If everyone else we know has two cars in their family then we can feel that we should have two. For some families that will be the right decision but for others they will want to catch buses or cycle in order to cut down that expense. One family will feel that having a dishwasher will save them valuable family time which can be used together for family worship – another family will wash up by hand but use a tumble dryer for their clothes. We mustn’t be afraid of being different from other people, whether unbelievers or fellow church members. But we must also consider the effects of our choices on other believers in the church – maybe we could afford a second car but buying one would encourage others to spend money they don’t really have.

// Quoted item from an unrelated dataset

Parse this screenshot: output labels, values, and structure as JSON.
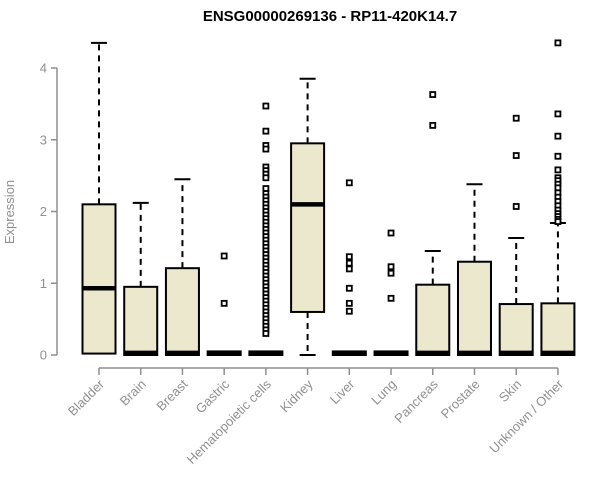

5) We need to avoid insensitivity to Christians in lands who are not rich like us

It’s so difficult for us to work things out in this area wisely and well. There was a time when there was little connection between believers in different lands but not so today. We know about Christians suffering intense persecutions and loss of all their possessions.

We read about churches in Sri Lanka and can easily feel guilty that they are struggling to grow enough food to eat while we shop in supermarkets piled high with things to eat. Our missionaries are often better off than those they’ve been sent to work among.

This raises so many questions. Is it right for me to buy a washing machine when I could send the money to feed starving people? Which of all the many worthy causes should I support financially? Should our missionaries come home for health treatments not available to those they work among? I don’t know the answers to all those questions but I think there are a few things we can say to help us be sensitive:

  • We need to recognise there are different standards of living in different countries. What’s normal here is not normal there. The decisions we make living in the UK won’t be the same as the ones we would make if living in another culture. God has put us in different places.
  • Being richer doesn’t mean we are better off. Those believers struggling to survive in Sri Lanka have a joy and an appetite for the gospel which far outstrips our own. Which of us is really richer?
  • We aren’t able to help and cannot help every situation we hear about. We have limits in our resources not only financially but also in the ongoing interest and prayers that ought to accompany anything we give. Much better to find one or two situations of need and commit our resources and gifts to those places.
  • Having wealth places great responsibility upon us. Not only to give but to give responsibly. We have to work at identifying situations where money coming from outside will be used well. Not to make people dependent on outside aid. Not to give in a way that puts people under obligation to us. That’s another reason for limiting the situations we give to – because we have limited time to investigate and choose where to give.

These are all real dangers and there is far more we could say about all these areas but let me finish where I started. Whatever else we think about let us never take our blessings for granted and let us never stop giving thanks to God for all the blessings he continues to pour out upon us.